### Import modules and set up some helper functions

In [1]:
from lxml import etree
import pandas as pd
from collections import OrderedDict
import re
pd.options.mode.chained_assignment = None
from datetime import datetime, date

In [2]:
XML_FILENAME = "dfid-bd.xml"
DP_NAME = "Department for International Development (DFID)"
DP_IATI_PREFIX = "" # DFID is GB-1, but the org ID is already included in project IDs in the AIMS

In [3]:
doc = etree.parse(XML_FILENAME)

In [4]:
def get_data(activity):
    return OrderedDict({
        "iati_identifier": activity.find("iati-identifier").text,
        "title": unicode(activity.find("title").text),
        "start_date": unicode(activity.find("activity-date[@type='start-planned']").get("iso-date"))
    })
def parse_activities(activities):
    for activity in activities:
        yield get_data(activity)
def correct_project_id(prefix, project_id):
    return "%s" % (project_id)

In [5]:
activities = doc.xpath("//iati-activity[@hierarchy='1']")
iati_data = pd.DataFrame(parse_activities(activities))
dp_iati = iati_data.set_index("iati_identifier")

In [6]:
aims_data = pd.read_csv("../DashboardReport.csv")
dp_aims = aims_data[aims_data["Managing DP"]==DP_NAME]
dp_aims = dp_aims[["DP Project No", "Project Title"]]
dp_aims["iati_identifier"] = dp_aims["DP Project No"].apply(lambda x: correct_project_id(DP_IATI_PREFIX, x))
dp_aims = dp_aims.set_index(["iati_identifier"])
dp_aims = dp_aims.rename(columns={
        "DP Project No": "project_id_aims",
        "Project Title": "title",
    })

In [7]:
aims_plus_iati = dp_aims.join(dp_iati, lsuffix="_aims", rsuffix="_iati", how="outer").fillna("NOT FOUND").sort_index()
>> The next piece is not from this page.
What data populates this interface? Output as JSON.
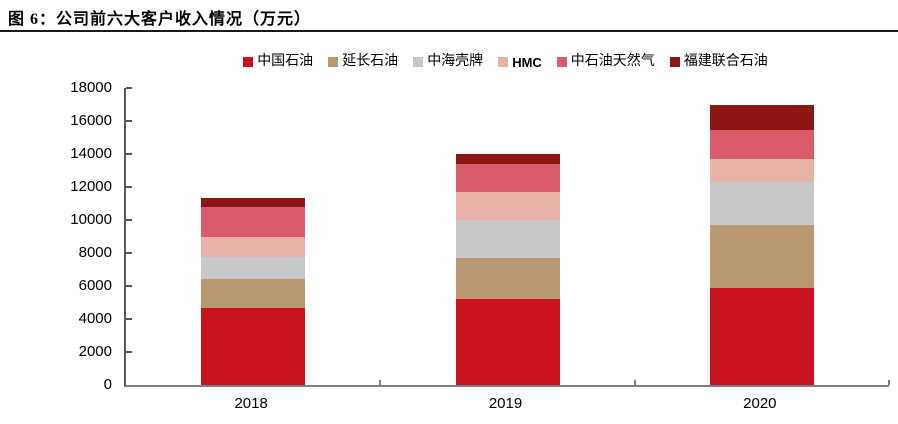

### Compare this DP's projects in the AIMS and IATI

In [8]:
aims_plus_iati

Unnamed: 0_level_0,project_id_aims,title_aims,start_date,title_iati
iati_identifier,Unnamed: 1_level_1,Unnamed: 2_level_1,Unnamed: 3_level_1,Unnamed: 4_level_1
GB-1-107367,NOT FOUND,NOT FOUND,2004-09-01,Bangladesh Budget Support for Roads and Highwa...
GB-1-107368,NOT FOUND,NOT FOUND,2003-07-01,Rural Electrification Development Project
GB-1-107369,NOT FOUND,NOT FOUND,2006-01-01,"Health, Nutrition and Population Sector Progra..."
GB-1-107370,GB-1-107370,Promoting Financial Services for Poverty Reduc...,2005-02-01,Promoting Financial Services for Poverty Reduc...
GB-1-107371,NOT FOUND,NOT FOUND,2007-01-01,"Sanitation, Hygiene, Education & Water Supply ..."
GB-1-107372,NOT FOUND,NOT FOUND,2007-05-01,Joint UN Accelerating Progress towards Materna...
GB-1-107398,NOT FOUND,NOT FOUND,2001-04-01,Chars Livelihoods Programme
GB-1-107402,GB-1-107402,Economic Empowerment of the Poorest,2005-11-01,Economic Empowerment of the Poorest
GB-1-107403,NOT FOUND,NOT FOUND,2007-01-01,BRAC Challenging the Frontiers of Poverty Redu...
GB-1-107413,NOT FOUND,NOT FOUND,2007-04-01,Regulatory and Investment Systems for Enterprise


### Write output to CSV file

In [9]:
aims_plus_iati.to_csv("iati_projects_and_aims.csv", encoding='utf-8')

> The comparison shows that DFID's IATI data includes all of the projects found in the AIMS. There are a significant number of projects not found in the AIMS that could potentially be included from IATI data.